Since zoos are not responsible for lifetime care of animals, they can get rid of the animals who are no longer profitable or useful. ” This could be due to many things such as age, illness, size, or being breaded too much so the animal can no longer have children. These animals are often sold or traded to different zoos or given to sanctuaries. Many people are not aware of what happens to these animals or do not want to believe the harsh realities that come along with zoos.
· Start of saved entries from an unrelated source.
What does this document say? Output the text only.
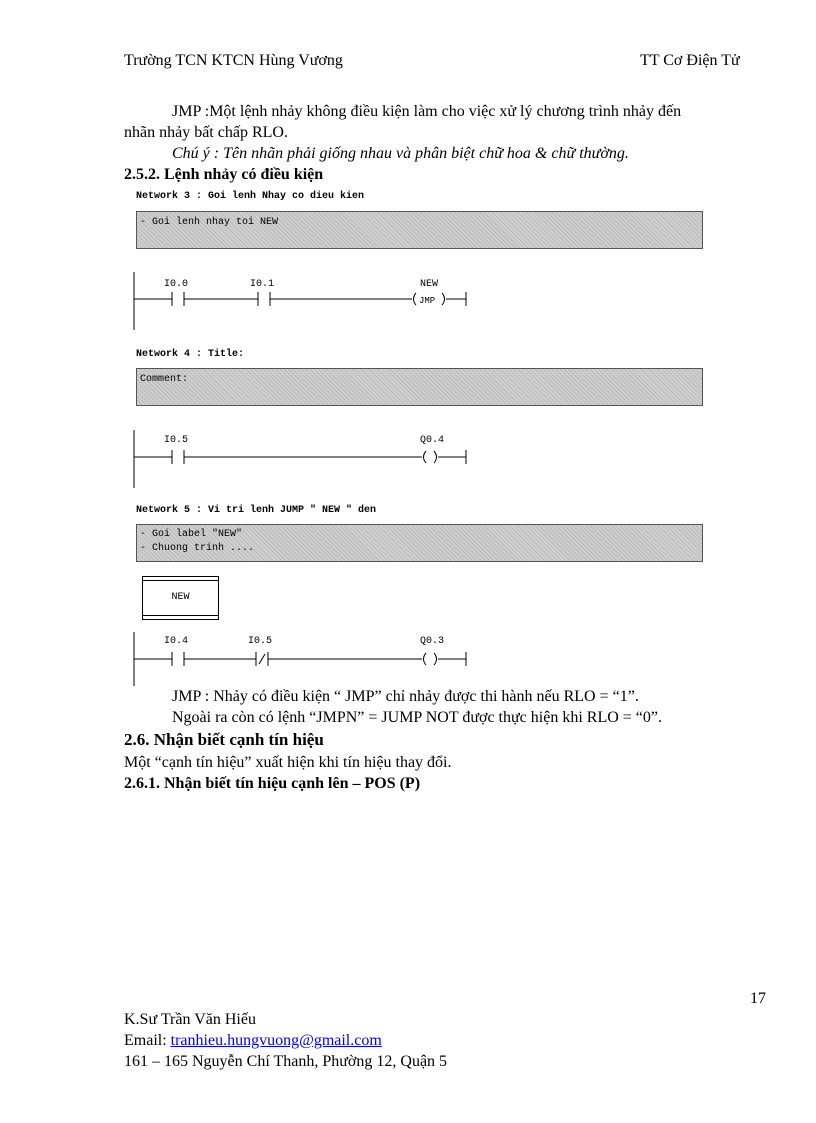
Trường TCN KTCN Hùng Vương	TT Cơ Điện Tử
JMP :Một lệnh nhảy không điều kiện làm cho việc xử lý chương trình nhảy đến
nhãn nhảy bất chấp RLO.
Chú ý : Tên nhãn phải giống nhau và phân biệt chữ hoa & chữ thường.
2.5.2. Lệnh nhảy có điều kiện
Network 3 : Goi lenh Nhay co dieu kien
- Goi lenh nhay toi NEW
I0.0	I0.1	NEW
JMP
Network 4 : Title:
Comment:
I0.5	Q0.4
Network 5 : Vi tri lenh JUMP " NEW " den
- Goi label "NEW"
- Chuong trinh ....
NEW
I0.4	I0.5	Q0.3
JMP : Nhảy có điều kiện “ JMP” chỉ nhảy được thi hành nếu RLO = “1”.
Ngoài ra còn có lệnh “JMPN” = JUMP NOT được thực hiện khi RLO = “0”.
2.6. Nhận biết cạnh tín hiệu
Một “cạnh tín hiệu” xuất hiện khi tín hiệu thay đổi.
2.6.1. Nhận biết tín hiệu cạnh lên – POS (P)
17
K.Sư Trần Văn Hiếu
Email: tranhieu.hungvuong@gmail.com
161 – 165 Nguyễn Chí Thanh, Phường 12, Quận 5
Besides selling or trading these animals, there is one other option called “zoothanasia. This is the killing of animals and is found in Europe and the United States. Zoothanasia has caused much concern and protest for people of communities who attend zoos. Copenhagen Zoo caused protest because of this very thing. Jacalyn Beales of Earth Island Journal explained the situation. She says, “”Marius,’an 18 month-old giraffe that had been born at the Copenhagen Zoo, was healthy and likely would have lived a long life.

The animal was put down (and then fed to lions at the zoo), because officials at the zoo concluded it was unsuitable for breeding. This happens very often and usually is not done to just one animal. Abigail Geer informs that, “Figures reveal that a startling 3,000-5,000 surplus animals are culled every year in European zoos, and those numbers don’t include the countless other non-European zoos that are also disposing of their inhabitants as and when they deem necessary. ” “Culling” in Europe is the same as “zoothanasia” in the United States. These zoos kill perfectly healthy animals in order to make room for more animals that will make the company money. This is the most inhumane thing zoos take part in.

The worst fact when it comes to zoos is that it is all preventable. Wild animals are supposed to be in the wild not in habitats for human entertainment. Humans would not like to be held captive if the tables were turned. Zoos are inhumane and are unnecessary. The same results zoos are supposed to have can happen in the wild. Humans should not impose on the circle of life when it is unnecessary. There are other ways to help endangered species and more human ways to help animals in need. Zoos are inhumane, unnecessary, and should be shut down if serious changes are not made.